What this actually showed was the movement of the ball up and down the pitch in timed intervals. When the chart reached an extreme at the top or bottom of the page it was an attempt at goal. When goals were scored a small icon indicated a score. The charts were prepared for each half an instantly conveyed the balance of play, the pressure leading up to each attempt on goal and totals of attempts made. Used mainly for matches involving the national team, the popularity of these graphics soon elevated them to front page status, an intriguing addition to the written reports, especially in lieu of any match photos.

Still one of the most appealing aspects of this work, a century later, is the fact that the chart flows, just as the game does itself. Rather than the snapshot nature of many investigations, this allows the viewer to see a whole match in a single image and you could follow the play with a finger tracing the ebbs and flows.

In 1925 the paper proudly announced that the use of such graphs had spread to Sweden, Italy and beyond. “When we created the graph, we knew that what we did had sport-historical importance.” The unearthing of these visualisations also pre-dates the work carried out by Lou Hofland in the Netherlands by thirty years. [see chapter 4 for details].

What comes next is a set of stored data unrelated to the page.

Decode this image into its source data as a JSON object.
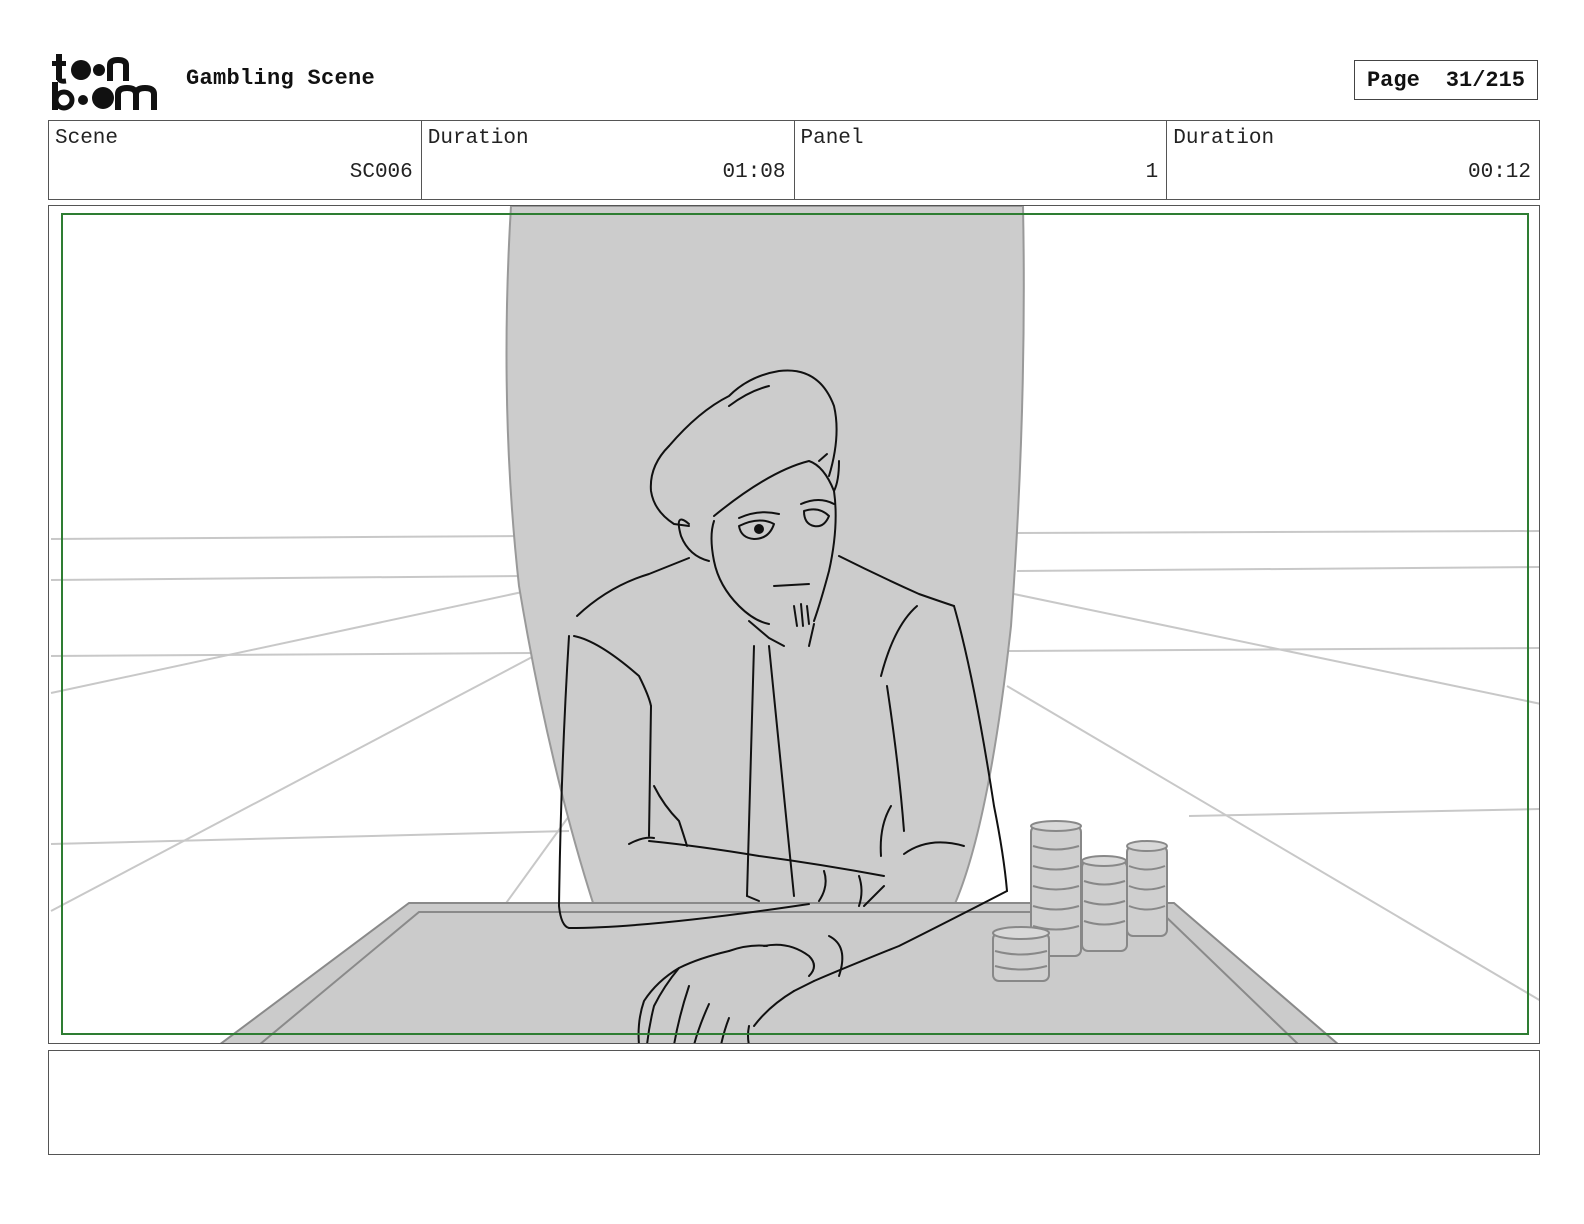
{
  "header": {
    "logo_text": "toon boom",
    "title": "Gambling Scene",
    "page_label": "Page",
    "page_value": "31/215"
  },
  "info": {
    "scene_label": "Scene",
    "scene_value": "SC006",
    "scene_duration_label": "Duration",
    "scene_duration_value": "01:08",
    "panel_label": "Panel",
    "panel_value": "1",
    "panel_duration_label": "Duration",
    "panel_duration_value": "00:12"
  },
  "notes": {
    "text": ""
  },
  "colors": {
    "safe_frame": "#2e7d32",
    "backdrop": "#cccccc",
    "border": "#555555"
  }
}
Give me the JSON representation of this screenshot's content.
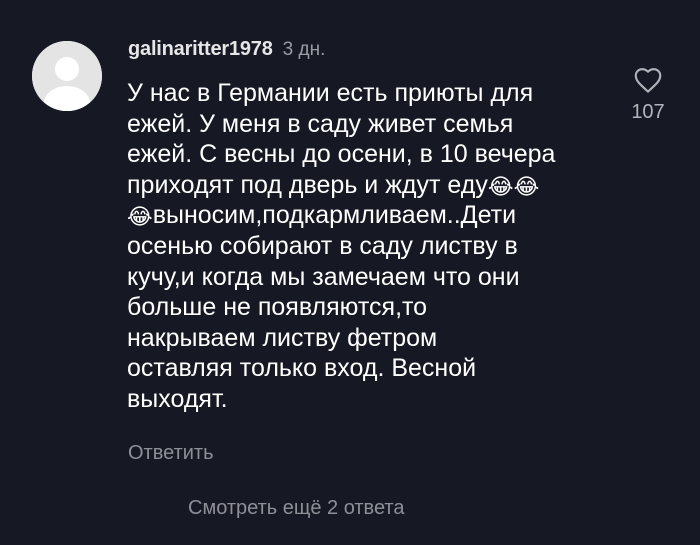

In the 1930s a second innovation sprang from the pages of Nemzeti Sport – the ‘Target Table’. At a time when counting of shots was being experimented with, the paper was able to expand on the simple concept and show where the shots ended up. With an illustration of goalposts at the centre, the accuracy of shots were scattered in and around the target area. Furthermore the ‘tokens’ to denote each shot were shaded in ways to show goals, saves, and even the strength of the shot – classified as ‘power’, ‘semi-weak’ and ‘really weak’. In this example (below), taken from the Hungary v Italy match of May 1936 (and a preview of the World Cup Final two years later), it is easy to see that Hungary had both many more attempts (31 to 7) and many more on target (14 to 5) but the Italians took their chances and won 2-1. Guiseppe Meazza scored the winning goal after 77 minutes, a powerful shot, low to the goalkeeper’s left as can be seen in the ‘table’.